On the other hand, the CR has a larger impact of up to 66.04% for sum up of endpoints value compared to DR-HPF process. The CR melting technique includes the unit processes of decorating, shredding, re-melting, and secondary ingot casting [38]. The CR process is an energy intensive method, and the total energy efficiency is insignificant [35,39]. In addition, matters of concern regarding CR include the lasting material failures amid re-liquefying as a result of oxidation. This viewpoint is especially applicable for chips or light-measure scraps which, having a high surface zone to-volume proportion, will in general buoy on the outside of the liquefaction, causing a noteworthy oxidation that can be as high as 15–20% [40]. Castro et al. [41], Amini et al. [42], and Chiba et al. [43] featured three sorts of losses amid metal reusing: material, quality, and weakening misfortunes. Material failures incorporate physical failures amid scrap readiness procedures and dissolving misfortunes, for example, oxidation failures just as build ups and slag squander that are landfilled. Quality failures happen when the quality (which means structure) of the created auxiliary metal does not coordinate with the info material. Weakening failures happen when high immaculateness metal is required to bring down the contaminant (residual) fixation to as far as possible for the target alloy.
Furthermore, the current practices of CR aluminum in most industries are using a melting technique to produce a secondary ingot by controlling the composition of alloy to match the standardized grades. Consequently, metal losses need to be balanced with primary aluminum. Unfortunately, essential aluminum creation is a standout amongst the most energy consuming materials, requiring by and large 66MJ of energy per kg in 2012, of which 80% is power in the Hall-Héroult process [44]. The greenhouse gas (GHG) outflows related with the 2007 worldwide aluminum cycle represent 0.45 Gigatons CO2 eq., or around 1% of the worldwide GHG emissions [39]. Smelting and other essential generation-related procedures (mining, refining, and creation of anodes for smelting) together are in charge of over 90% of the all-out emanations. The energy devoured in any phase in the existence cycle of the creation chain significantly affects the related stock of discharges and ecological effects on account of expansive contrasts in power age. The most imperative discharge source is circuitous emanations (65% of the aggregate), predominately happening from power creation, trailed by procedure outflows (18%) and petroleum products (17%) [44]. Since the removal of alloying element during re-melting is very difficult or problematic for most elements, DR approach by utilizing hot press forging of aluminum chips can provide significant environmental benefits, mainly by avoiding metal losses during re-melting. By avoiding remelting, significant amounts of both energy and material can be saved and, in consequence, the overall environmental impact due to aluminium usage can be significantly reduced.

3.3. Global Warming Potential (GWP)

Climate change is the category which handles all substances that contribute to the changing of the global climate. The idea of carbon impression is generally direct, as it represents all greenhouse gas (GHG) discharges over an item’s life cycle. Most methodologies depend on life cycle evaluation (LCA) as an all-encompassing ecological bookkeeping strategy for estimating and contrasting the natural results of an item or an administration for an incredible duration cycle. Global warming potential (GWP) is the quantification of the warming effect a substance given in carbon dioxide, CO2-equivalents. When doing the impact assessment, the result for the climate change category is given in GWP which unit is kg of CO2-equivalents.
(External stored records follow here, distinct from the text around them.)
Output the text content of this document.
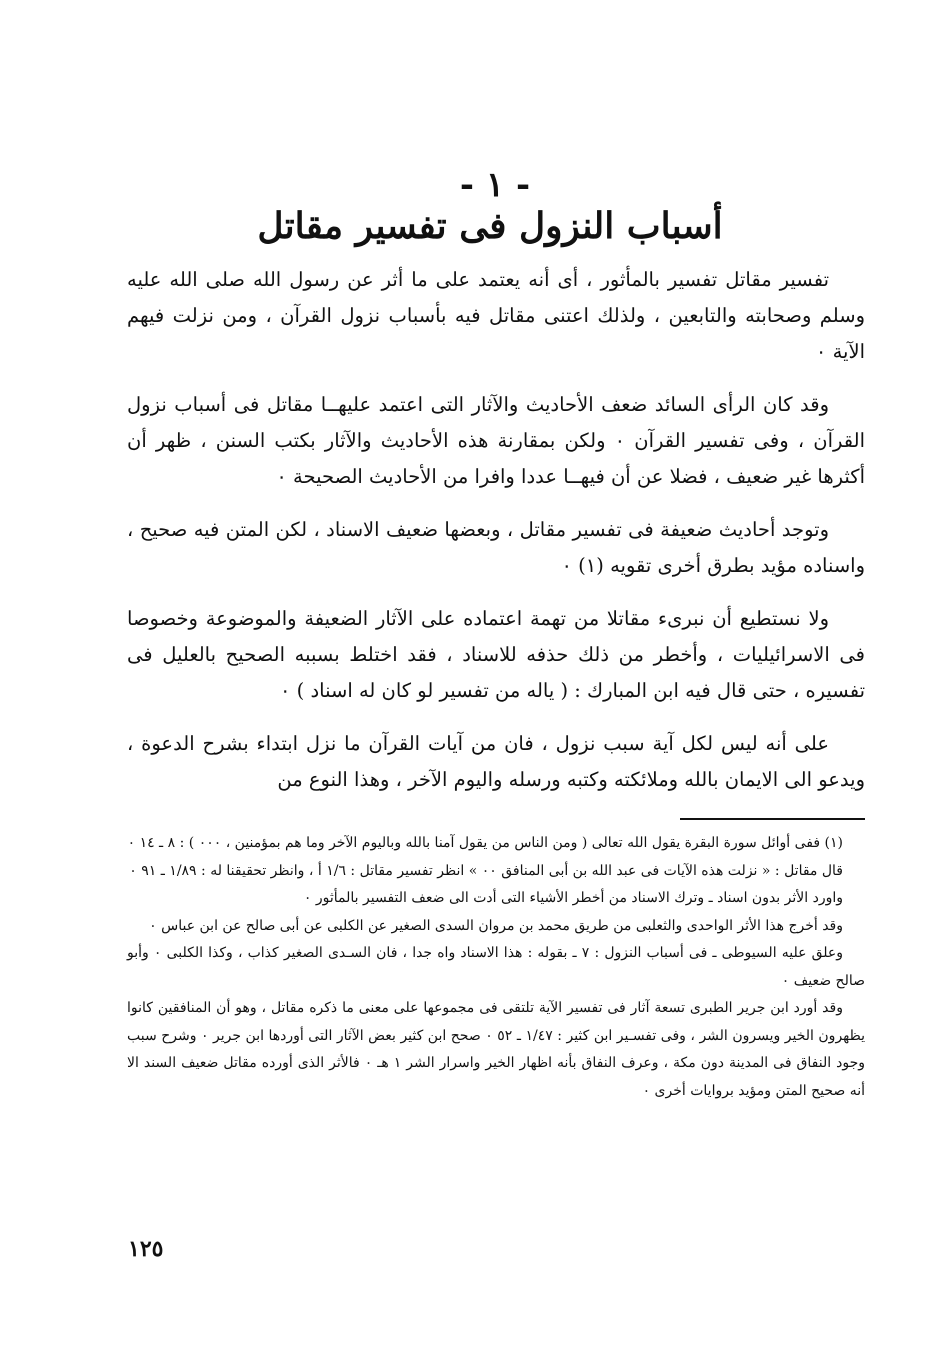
- ١ -
أسباب النزول فى تفسير مقاتل

تفسير مقاتل تفسير بالمأثور ، أى أنه يعتمد على ما أثر عن رسول الله صلى الله عليه وسلم وصحابته والتابعين ، ولذلك اعتنى مقاتل فيه بأسباب نزول القرآن ، ومن نزلت فيهم الآية ٠

وقد كان الرأى السائد ضعف الأحاديث والآثار التى اعتمد عليهــا مقاتل فى أسباب نزول القرآن ، وفى تفسير القرآن ٠ ولكن بمقارنة هذه الأحاديث والآثار بكتب السنن ، ظهر أن أكثرها غير ضعيف ، فضلا عن أن فيهــا عددا وافرا من الأحاديث الصحيحة ٠

وتوجد أحاديث ضعيفة فى تفسير مقاتل ، وبعضها ضعيف الاسناد ، لكن المتن فيه صحيح ، واسناده مؤيد بطرق أخرى تقويه (١) ٠

ولا نستطيع أن نبرىء مقاتلا من تهمة اعتماده على الآثار الضعيفة والموضوعة وخصوصا فى الاسرائيليات ، وأخطر من ذلك حذفه للاسناد ، فقد اختلط بسببه الصحيح بالعليل فى تفسيره ، حتى قال فيه ابن المبارك : ( ياله من تفسير لو كان له اسناد ) ٠

على أنه ليس لكل آية سبب نزول ، فان من آيات القرآن ما نزل ابتداء بشرح الدعوة ، ويدعو الى الايمان بالله وملائكته وكتبه ورسله واليوم الآخر ، وهذا النوع من

(١) ففى أوائل سورة البقرة يقول الله تعالى ( ومن الناس من يقول آمنا بالله وباليوم الآخر وما هم بمؤمنين ، ٠٠٠ ) : ٨ ـ ١٤ ٠

قال مقاتل : « نزلت هذه الآيات فى عبد الله بن أبى المنافق ٠٠ » انظر تفسير مقاتل : ١/٦ أ ، وانظر تحقيقنا له : ١/٨٩ ـ ٩١ ٠

واورد الأثر بدون اسناد ـ وترك الاسناد من أخطر الأشياء التى أدت الى ضعف التفسير بالمأثور ٠

وقد أخرج هذا الأثر الواحدى والثعلبى من طريق محمد بن مروان السدى الصغير عن الكلبى عن أبى صالح عن ابن عباس ٠

وعلق عليه السيوطى ـ فى أسباب النزول : ٧ ـ بقوله : هذا الاسناد واه جدا ، فان السـدى الصغير كذاب ، وكذا الكلبى ٠ وأبو صالح ضعيف ٠

وقد أورد ابن جرير الطبرى تسعة آثار فى تفسير الآية تلتقى فى مجموعها على معنى ما ذكره مقاتل ، وهو أن المنافقين كانوا يظهرون الخير ويسرون الشر ، وفى تفسـير ابن كثير : ١/٤٧ ـ ٥٢ ٠ صحح ابن كثير بعض الآثار التى أوردها ابن جرير ٠ وشرح سبب وجود النفاق فى المدينة دون مكة ، وعرف النفاق بأنه اظهار الخير واسرار الشر ١ هـ ٠ فالأثر الذى أورده مقاتل ضعيف السند الا أنه صحيح المتن ومؤيد بروايات أخرى ٠

١٢٥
In spite of the fact that carbon dioxide, to a great extent discharged from the ignition of non-renewable energy sources, is the most noteworthy GHG outflow in terms of both mass and impact, we perceive that the carbon impression by and by assesses the commitments of a container of GHG gases that add to an unnatural weather change. Table 14 and Table 15 demonstrate the outcomes for related gasses to the aluminum creation process that is being collected into a solitary unit as far as their effect as carbon dioxide counterparts from the [1] for DR-HPF process and CR of aluminum respectively. Five related gasses are carbon dioxide (CO2), methane (CH4), sulphur dioxide (SO2), nitrous oxide (N2O), and perflurocarbon (PFC-14). CO2 gasses were mostly released in both routes whereas, N2O and PFC-14 are not applicable from this process.
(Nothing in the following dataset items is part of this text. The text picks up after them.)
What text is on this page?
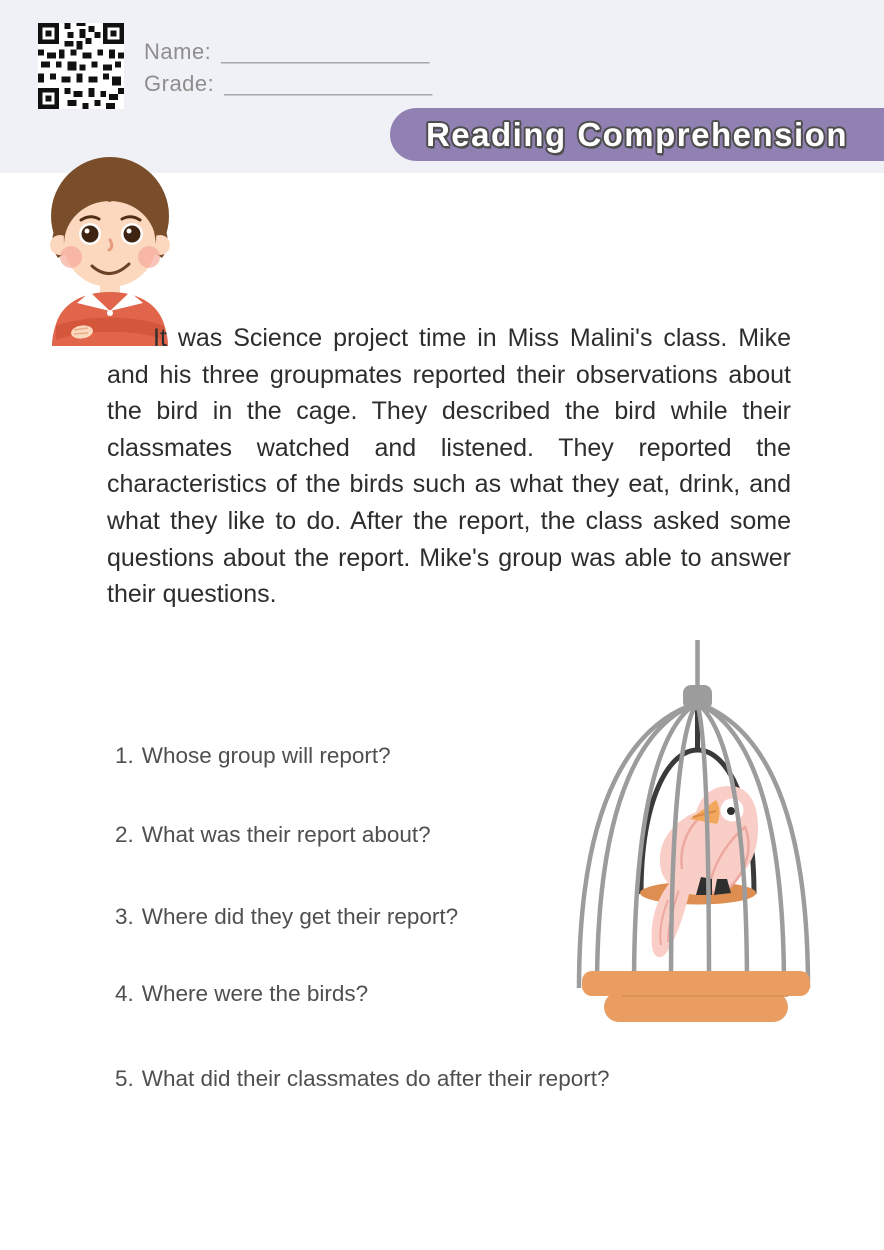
Name: _________________
Grade: _________________
Reading Comprehension

It was Science project time in Miss Malini's class. Mike and his three groupmates reported their observations about the bird in the cage. They described the bird while their classmates watched and listened. They reported the characteristics of the birds such as what they eat, drink, and what they like to do. After the report, the class asked some questions about the report. Mike's group was able to answer their questions.

1. Whose group will report?
2. What was their report about?
3. Where did they get their report?
4. Where were the birds?
5. What did their classmates do after their report?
The global warming potential (GWP) of a DR using hot press forging routes gives a significant environmental impact where it is reduced up to 69.2% as compared to the conventional (CR) using melting approach. By looking at the outcomes, it is conceivable to see that the DR utilizing hot press manufacturing system prompts generous CO2 outflows decrease. This is because of two-fold preferred standpoint that the strong state reuse system offers in diminished procedure energy/emanations and generous material failure decreases (with the strong state reuse showing changeless material failures). In fact, the outcomes expect equivalent mechanical properties as talked about in LCIA for the items obtained by the DR-HPF courses and their individual reference as-recieved items. Upgraded mechanical properties can prompt further effect decreases. The natural effect of the hot press producing process is exceedingly controlled by electrical energy utilization per unit of mass. To decrease this value, procedures could be the generation of substantial or various little items, shorter sintering cycles, and improved energy productivity of the procedure itself. Material losses that have been avoided and successfully decreasing energy utilization, as discussed in LCIA, are the real components clarifying the critical effect decreases acquired. This is a legitimate for scrap types with a high surface-to-volume proportion because of the critically maintained strategic distance from material losses brought about by substantial oxidation in the CR course. Duflou et al. [23] agreed with these results and stated that the major maintained a strategic distance from effect results is from the end of material failures in the strong state reuse courses. The affectability investigation in the examination plainly represents that the advantages of strong state reuse are most blunt for light check generation scrap bringing about high material failures amid re-liquefication. This paper demonstrates the significant environmental benefits that are possible by utilizing imaginative reuse systems rather than the re-softening methodology. Although it is still primarily established via execution in investigational settings, the possibility for substantial environmental impact reductions obtainable by DR approaches for scrap production can be evidently established. This analysis vindicated the significance of the hot press forging process in bringing environmental benefits as compared to CR.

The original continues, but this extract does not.